As for the other tracks, "Come Softly To Me" - one of their reworkings of a classic/traditional song, this time The Fleetwoods' 1959 chart topper - is a highlight. The remaining songs are not bad - I particularly like "Weeded Out" - but the aforementioned (over-) production tends to stomp them out before they can be "heard."

I recently saw the Roches in Atlanta (Variety Playhouse) and I don't think they sang anything from Another World. Too bad. Some of these songs would sound great live - just the girls with three guitars (and a piano). Nevertheless, they sounded just as good as the last time I saw them - in 1979.
lb136 | New York, NY USA | 04/18/2007
(5 out of 5 stars)

"Hmm . . . I see this one still generates disagreement among Roches' fans. I've always adored it. even though I've never been face down in Folk City. Donnez-moi un slice, s'il vous plait."
4 1/2 Stars: Great Batch Of Songs (Despite The Production)
A Music Fan | Forest Park, GA USA | 08/13/2006
(5 out of 5 stars)

"Another World is my second favorite Roches album (after the first) although it has some very serious flaws. It was their fourth album (as a trio) and final album for Warners. Conventional wisdom says this is one of their weakest albums, maybe the weakest. Of course conventional wisdom is often wrong, as it is here.

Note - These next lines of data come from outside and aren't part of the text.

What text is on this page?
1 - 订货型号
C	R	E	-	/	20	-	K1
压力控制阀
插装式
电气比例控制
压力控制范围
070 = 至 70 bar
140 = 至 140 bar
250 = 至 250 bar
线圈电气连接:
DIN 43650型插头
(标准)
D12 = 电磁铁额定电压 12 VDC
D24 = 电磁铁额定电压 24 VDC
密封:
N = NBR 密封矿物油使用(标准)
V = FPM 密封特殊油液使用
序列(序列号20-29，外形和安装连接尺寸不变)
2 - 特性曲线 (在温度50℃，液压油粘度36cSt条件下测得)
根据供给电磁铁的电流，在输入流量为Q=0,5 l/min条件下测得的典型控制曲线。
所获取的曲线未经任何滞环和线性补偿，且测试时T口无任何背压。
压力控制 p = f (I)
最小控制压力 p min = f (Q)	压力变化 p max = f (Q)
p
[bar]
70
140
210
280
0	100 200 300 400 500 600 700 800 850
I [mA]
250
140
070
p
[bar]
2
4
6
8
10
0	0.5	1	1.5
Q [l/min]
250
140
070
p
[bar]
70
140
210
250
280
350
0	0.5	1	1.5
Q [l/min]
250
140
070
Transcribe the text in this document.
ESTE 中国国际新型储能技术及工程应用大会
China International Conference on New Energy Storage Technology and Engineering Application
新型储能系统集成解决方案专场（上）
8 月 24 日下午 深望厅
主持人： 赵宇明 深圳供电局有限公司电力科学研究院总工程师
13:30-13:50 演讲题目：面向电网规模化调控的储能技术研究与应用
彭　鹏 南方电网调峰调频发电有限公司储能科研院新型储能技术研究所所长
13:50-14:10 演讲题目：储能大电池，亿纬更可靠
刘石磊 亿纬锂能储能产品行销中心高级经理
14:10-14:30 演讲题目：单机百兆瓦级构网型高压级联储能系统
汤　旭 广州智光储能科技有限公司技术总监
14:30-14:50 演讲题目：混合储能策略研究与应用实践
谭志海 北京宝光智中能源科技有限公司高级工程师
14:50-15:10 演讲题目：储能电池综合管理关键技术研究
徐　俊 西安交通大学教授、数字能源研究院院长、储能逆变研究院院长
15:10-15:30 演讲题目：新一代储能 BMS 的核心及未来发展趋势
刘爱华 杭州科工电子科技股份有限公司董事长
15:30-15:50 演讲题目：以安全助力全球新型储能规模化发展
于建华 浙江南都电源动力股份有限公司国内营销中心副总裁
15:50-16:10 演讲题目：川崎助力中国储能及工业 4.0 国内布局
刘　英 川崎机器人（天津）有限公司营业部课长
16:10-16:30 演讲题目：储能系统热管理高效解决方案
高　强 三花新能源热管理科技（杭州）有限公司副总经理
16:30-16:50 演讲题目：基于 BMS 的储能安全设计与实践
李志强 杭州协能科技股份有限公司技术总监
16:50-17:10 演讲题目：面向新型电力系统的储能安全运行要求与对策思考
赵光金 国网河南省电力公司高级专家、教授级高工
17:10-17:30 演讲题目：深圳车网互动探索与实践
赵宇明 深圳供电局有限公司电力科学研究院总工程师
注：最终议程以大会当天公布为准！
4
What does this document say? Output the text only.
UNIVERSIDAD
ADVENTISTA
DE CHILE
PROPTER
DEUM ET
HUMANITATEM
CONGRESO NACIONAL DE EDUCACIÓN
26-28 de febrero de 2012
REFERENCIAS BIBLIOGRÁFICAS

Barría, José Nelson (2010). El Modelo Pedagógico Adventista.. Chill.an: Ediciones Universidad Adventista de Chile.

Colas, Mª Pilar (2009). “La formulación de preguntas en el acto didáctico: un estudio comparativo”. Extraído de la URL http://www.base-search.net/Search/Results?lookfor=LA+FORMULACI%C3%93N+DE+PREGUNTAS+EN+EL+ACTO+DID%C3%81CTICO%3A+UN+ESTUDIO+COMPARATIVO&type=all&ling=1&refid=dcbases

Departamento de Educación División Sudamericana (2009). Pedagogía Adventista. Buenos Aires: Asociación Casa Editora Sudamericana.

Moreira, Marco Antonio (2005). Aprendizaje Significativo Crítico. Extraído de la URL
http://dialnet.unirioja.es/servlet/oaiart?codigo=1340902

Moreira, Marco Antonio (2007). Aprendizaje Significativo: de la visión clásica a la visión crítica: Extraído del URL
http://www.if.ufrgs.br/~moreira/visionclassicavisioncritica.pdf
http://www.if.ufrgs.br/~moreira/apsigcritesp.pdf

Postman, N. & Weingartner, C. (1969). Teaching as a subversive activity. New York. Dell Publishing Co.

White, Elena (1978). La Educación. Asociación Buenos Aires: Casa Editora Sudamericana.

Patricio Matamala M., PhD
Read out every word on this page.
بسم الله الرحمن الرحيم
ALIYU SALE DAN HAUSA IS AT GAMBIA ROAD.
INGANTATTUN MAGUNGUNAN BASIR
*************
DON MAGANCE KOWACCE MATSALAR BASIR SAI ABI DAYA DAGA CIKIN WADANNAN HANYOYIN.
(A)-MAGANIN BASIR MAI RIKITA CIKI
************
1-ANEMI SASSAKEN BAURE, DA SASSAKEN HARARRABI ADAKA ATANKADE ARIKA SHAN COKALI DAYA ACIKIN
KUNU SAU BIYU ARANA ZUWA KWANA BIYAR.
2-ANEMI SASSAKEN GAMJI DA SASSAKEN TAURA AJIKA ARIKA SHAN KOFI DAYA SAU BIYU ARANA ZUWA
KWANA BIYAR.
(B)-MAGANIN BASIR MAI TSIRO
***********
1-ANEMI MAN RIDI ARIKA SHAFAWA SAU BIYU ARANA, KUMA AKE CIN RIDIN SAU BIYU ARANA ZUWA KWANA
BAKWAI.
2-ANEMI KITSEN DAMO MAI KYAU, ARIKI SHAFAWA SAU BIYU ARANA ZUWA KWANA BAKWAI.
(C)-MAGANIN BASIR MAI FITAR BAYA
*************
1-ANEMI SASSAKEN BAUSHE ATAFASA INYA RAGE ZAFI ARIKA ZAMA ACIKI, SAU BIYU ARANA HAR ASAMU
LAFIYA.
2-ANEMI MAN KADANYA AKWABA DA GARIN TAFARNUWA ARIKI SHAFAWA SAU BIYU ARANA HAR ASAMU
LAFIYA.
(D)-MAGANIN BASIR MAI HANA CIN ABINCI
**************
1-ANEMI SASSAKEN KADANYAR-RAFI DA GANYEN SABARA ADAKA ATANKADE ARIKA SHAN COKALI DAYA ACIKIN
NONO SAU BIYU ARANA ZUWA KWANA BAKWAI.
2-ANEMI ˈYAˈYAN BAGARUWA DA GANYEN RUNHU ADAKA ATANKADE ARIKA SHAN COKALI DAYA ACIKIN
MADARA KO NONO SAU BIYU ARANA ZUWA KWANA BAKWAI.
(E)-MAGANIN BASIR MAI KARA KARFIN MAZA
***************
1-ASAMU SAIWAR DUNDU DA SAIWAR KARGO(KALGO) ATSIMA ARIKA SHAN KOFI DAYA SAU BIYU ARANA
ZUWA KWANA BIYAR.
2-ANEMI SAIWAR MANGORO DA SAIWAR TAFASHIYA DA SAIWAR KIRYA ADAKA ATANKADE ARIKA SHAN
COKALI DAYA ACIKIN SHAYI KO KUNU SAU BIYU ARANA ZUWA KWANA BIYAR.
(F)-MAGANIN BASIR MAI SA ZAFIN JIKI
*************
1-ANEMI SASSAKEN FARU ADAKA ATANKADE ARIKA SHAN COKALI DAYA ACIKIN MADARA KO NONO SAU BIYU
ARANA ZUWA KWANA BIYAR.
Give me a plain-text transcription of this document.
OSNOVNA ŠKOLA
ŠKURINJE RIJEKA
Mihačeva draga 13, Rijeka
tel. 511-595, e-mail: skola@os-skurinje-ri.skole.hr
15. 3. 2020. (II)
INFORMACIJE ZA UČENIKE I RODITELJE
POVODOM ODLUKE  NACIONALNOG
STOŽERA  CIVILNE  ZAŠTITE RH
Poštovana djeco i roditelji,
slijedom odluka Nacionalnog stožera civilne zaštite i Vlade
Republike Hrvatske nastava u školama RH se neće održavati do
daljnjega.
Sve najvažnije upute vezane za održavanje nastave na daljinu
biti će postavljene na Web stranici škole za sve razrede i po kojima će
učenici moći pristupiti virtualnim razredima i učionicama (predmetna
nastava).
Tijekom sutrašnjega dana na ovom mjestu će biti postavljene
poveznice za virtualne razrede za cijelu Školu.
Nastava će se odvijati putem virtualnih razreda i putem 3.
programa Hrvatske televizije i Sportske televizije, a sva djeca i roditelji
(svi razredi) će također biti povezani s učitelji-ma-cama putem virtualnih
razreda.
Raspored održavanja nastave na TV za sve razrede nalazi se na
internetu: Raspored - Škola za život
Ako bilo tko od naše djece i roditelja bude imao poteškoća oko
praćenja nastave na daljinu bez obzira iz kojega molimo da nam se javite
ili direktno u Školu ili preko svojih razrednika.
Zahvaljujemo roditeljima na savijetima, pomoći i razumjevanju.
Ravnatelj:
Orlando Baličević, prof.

Some of the Roches' best songs are here, wrapped in a production style that could (generously) be called "radio friendly," as in AOR radio (Come back King Fripp - all is forgiven!). This was 1985, after all, and that particular "sound" hasn't dated well. Gimme A Slice, the final song, actually starts off sounding like Alice Cooper - from the 70's. As a bonus, you get a free French lesson at the end (Who is this, the McGarrigles?)

Despite having "everything on it" Another World was not a commercial success and the sisters closed shop at Warners. They disappeared for several years doing Godknowswhat - having babies, getting married, backpacking through Europe? (not in that order) But IMHO this album was one of their best and grows better over the years. You just have to get past the sound and enjoy the songs. And in all fairness to the producers, not all of the songs are hurt by the production. A couple are even complemented by it.